There is lots of extended blah-blah about people who offered or donated trivial amounts of money in regret for the Panay bombing. This is a bunch of triviality and non-encyclopedic in nature and does not belong here. I have erased some of it now, and I am tempted to erase all of it. What is important (and encyclopedic) information is the large amount of money paid to the U.S. by the Japanese government. It is hard to believe why someone would want to write all the stuff about triviality by private individuals.
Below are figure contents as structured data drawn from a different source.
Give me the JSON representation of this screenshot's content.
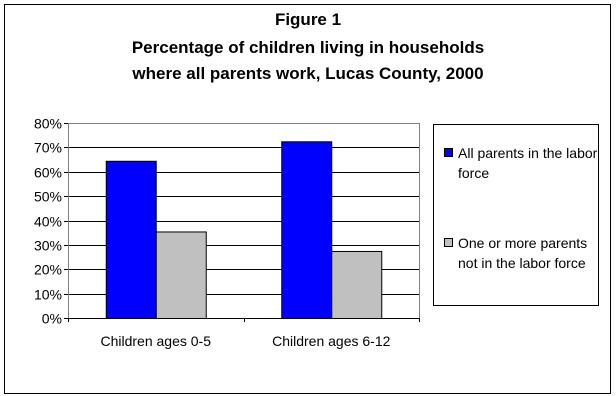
{
  "chart_data": {
    "type": "bar",
    "title": [
      "Figure 1",
      "Percentage of children living in households",
      "where all parents work, Lucas County, 2000"
    ],
    "categories": [
      "Children ages 0-5",
      "Children ages 6-12"
    ],
    "series": [
      {
        "name": "All parents in the labor force",
        "values": [
          0.645,
          0.725
        ],
        "color": "#0000ff"
      },
      {
        "name": "One or more parents not in the labor force",
        "values": [
          0.355,
          0.275
        ],
        "color": "#c0c0c0"
      }
    ],
    "ylim": [
      0,
      0.8
    ],
    "yticks": [
      0,
      0.1,
      0.2,
      0.3,
      0.4,
      0.5,
      0.6,
      0.7,
      0.8
    ],
    "ytick_labels": [
      "0%",
      "10%",
      "20%",
      "30%",
      "40%",
      "50%",
      "60%",
      "70%",
      "80%"
    ],
    "xlabel": "",
    "ylabel": "",
    "grid": true,
    "legend": "right"
  }
}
Someone needs to learn about how scales of importance apply to events - and not to babble about things. —Preceding unsigned comment added by (talk) 15:37, 23 June 2008 (UTC)[reply]

It sounds like some weird nationalist revisionism to me. I’d say edit it out. Came to the discussion page for this. Freakdog (talk) 04:26, 30 April 2019 (UTC)[reply]

Post incident[edit]

The post incident section seems to take up about three-quarters of the article, but focuses largely on the responses of some (by no means all) Japanese citizens. It's also largely taken from one source.
I suggest it gives the matter undue weigth in an article on this subject; it should be substantially trimmed, and the original article linked for further reading. The subject of Japanese dislike of the militaristic stance their country had is a worthwhile subject, but such an in-depth treatment of a single aspect of it is out of place here. Xyl 54 (talk) 00:39, 4 February 2012 (UTC)[reply]

Well, something needs to be said about the donations, since it seems to have been a diplomatically important aspect of the event. I've read the National Archives article on the subject before, and it's clear that Ambassador Grew and the State Department were quite troubled on how to handle the affair. While the original blanket copy-and-paste was obviously excessive, the way it has been clumsily chopped out leaves the current article with a nonsensical break in this section. It needs to be rewritten with a summary of what happened. --Colin Douglas Howell (talk) 23:21, 7 December 2015 (UTC)[reply]
Another problem with this section is that it starts by talking about the contributions, but never gets around to explaining what contributions it's talking about, or why they were a problem. This could easily be solved by adding one sentence to the beginning of the paragraph explaining that they were (I presume) voluntary donations by Japanese citizens who wanted to show their regret for the incident. Alas, I know nothing about them as I'd never heard of them before. Maybe somebody with more information can tidy this slight issue up. JDZeff (talk) 01:30, 19 April 2018 (UTC)[reply]

Sounds like whitewashing and it’s out of place. “A bunch of concerned citizens gave $$ because of the following reasons A B and C “— and then move on. Freakdog (talk) 04:29, 30 April 2019 (UTC)[reply]

"Incident" involving other aircraft?[edit]

hi, my purnell's The Illustrated encyclopedia of 20th Century Weapons & Warfare under "D1A, Aichi" (p. 674) states "Most saw action in China, one unit dive-bombing and sinking the USS gunboat Panay in the Yangtze in 1937." just wondering why the article doesn't mention these aircraft (also no mention of this in the aircraft's wikiarticle). thanks, Coolabahapple (talk) 13:27, 30 November 2017 (UTC)[reply]

Lt. Arthur Anders[edit]

For some reason this article completely omits mention of Lt. Arthur Anders, the so-called "Hero of the Panay" who was awarded the Navy Cross as a result of his actions during the incident. Anders' son is the Apollo astronaut William Anders. It's a glaring omission.